La première fois que j'ai transféré de l'USDT on-chain, je suis resté un instant hébété devant l'écran : un ami avait envoyé la même somme pour quelques centimes de frais, et pour moi, le wallet annonçait des dizaines d'euros de prélèvement. Même montant, même crypto — pourquoi un tel écart ? J'ai fini par comprendre que le problème n'était pas combien je transférais, mais une chose qu'on appelle les frais de gas.

Cette page fait le tour des frais de gas : ce qu'ils sont, pourquoi on les paie, à qui ils vont, pourquoi ils sautent du simple au décuple, et comment éviter de payer trop pour rien. Après lecture, vos transferts on-chain se feront l'esprit tranquille.

À retenir avant tout

Les frais de gas, c'est le « péage » que vous payez pour effectuer une opération sur une blockchain, versé aux ordinateurs qui empaquettent votre transaction et l'inscrivent sur la chaîne. Ça n'a quasi rien à voir avec le montant transféré : seulement avec l'encombrement de la chaîne à ce moment-là.

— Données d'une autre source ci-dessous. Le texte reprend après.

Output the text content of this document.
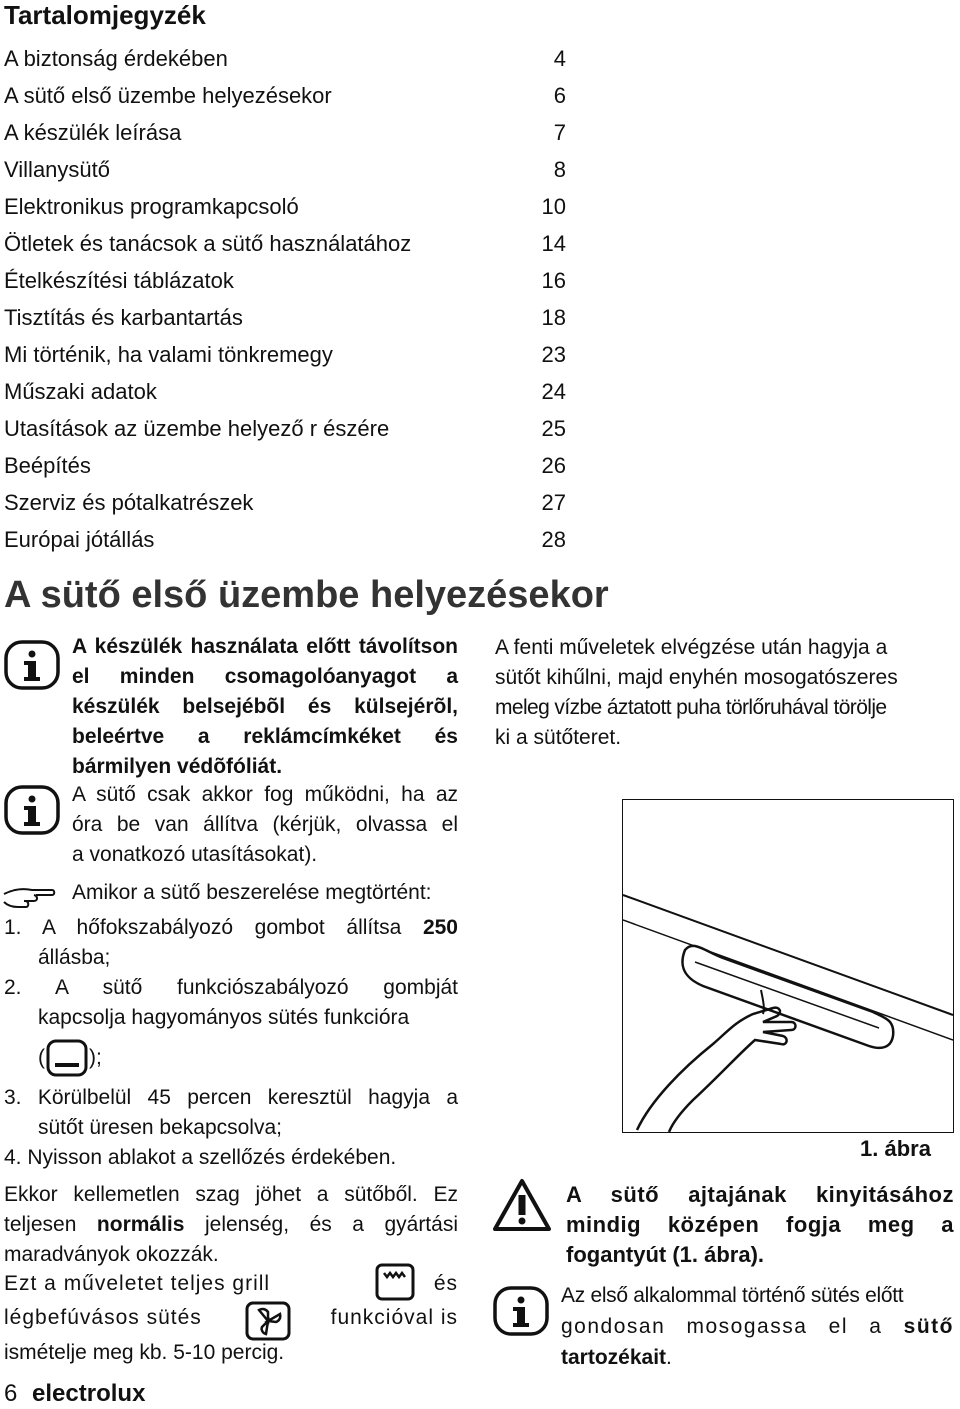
Tartalomjegyzék
A biztonság érdekében	4
A sütő első üzembe helyezésekor	6
A készülék leírása	7
Villanysütő	8
Elektronikus programkapcsoló	10
Ötletek és tanácsok a sütő használatához	14
Ételkészítési táblázatok	16
Tisztítás és karbantartás	18
Mi történik, ha valami tönkremegy	23
Műszaki adatok	24
Utasítások az üzembe helyező r észére	25
Beépítés	26
Szerviz és pótalkatrészek	27
Európai jótállás	28
A sütő első üzembe helyezésekor
A készülék használata előtt távolítson
el minden csomagolóanyagot a
készülék belsejébõl és külsejérõl,
beleértve a reklámcímkéket és
bármilyen védõfóliát.
A sütő csak akkor fog működni, ha az
óra be van állítva (kérjük, olvassa el
a vonatkozó utasításokat).
Amikor a sütő beszerelése megtörtént:
1. A hőfokszabályozó gombot állítsa 250
állásba;
2. A sütő funkciószabályozó gombját
kapcsolja hagyományos sütés funkcióra
( );
3. Körülbelül 45 percen keresztül hagyja a
sütőt üresen bekapcsolva;
4. Nyisson ablakot a szellőzés érdekében.
Ekkor kellemetlen szag jöhet a sütőből. Ez
teljesen normális jelenség, és a gyártási
maradványok okozzák.
Ezt a műveletet teljes grill	és
légbefúvásos sütés	funkcióval is
ismételje meg kb. 5-10 percig.
A fenti műveletek elvégzése után hagyja a
sütőt kihűlni, majd enyhén mosogatószeres
meleg vízbe áztatott puha törlőruhával törölje
ki a sütőteret.
1. ábra
A sütő ajtajának kinyitásához
mindig középen fogja meg a
fogantyút (1. ábra).
Az első alkalommal történő sütés előtt
gondosan mosogassa el a sütő
tartozékait.
6 electrolux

Les frais de gas, c'est quoi au juste

Les frais de gas sont des frais de réseau que vous payez en plus lorsque vous lancez une opération sur une blockchain (transfert, échange, récupération d'airdrop, etc.). Le mot « gas » veut dire « carburant » en anglais, et l'image est parlante : pour que la grande « machine » on-chain vous rende un service, il faut lui mettre un peu d'« essence », sinon elle ne bouge pas.

Pourquoi une opération on-chain est-elle payante ? Parce qu'une blockchain n'est pas le serveur d'une entreprise, mais un registre public entretenu ensemble par une multitude d'ordinateurs qui ne se connaissent pas (les « nœuds »). Ces ordinateurs tiennent les comptes, valident, inscrivent votre transaction durablement dans la chaîne : ça consomme de l'électricité et des ressources. Les frais de gas sont leur rémunération — sans rémunération, personne n'accepterait de faire le travail.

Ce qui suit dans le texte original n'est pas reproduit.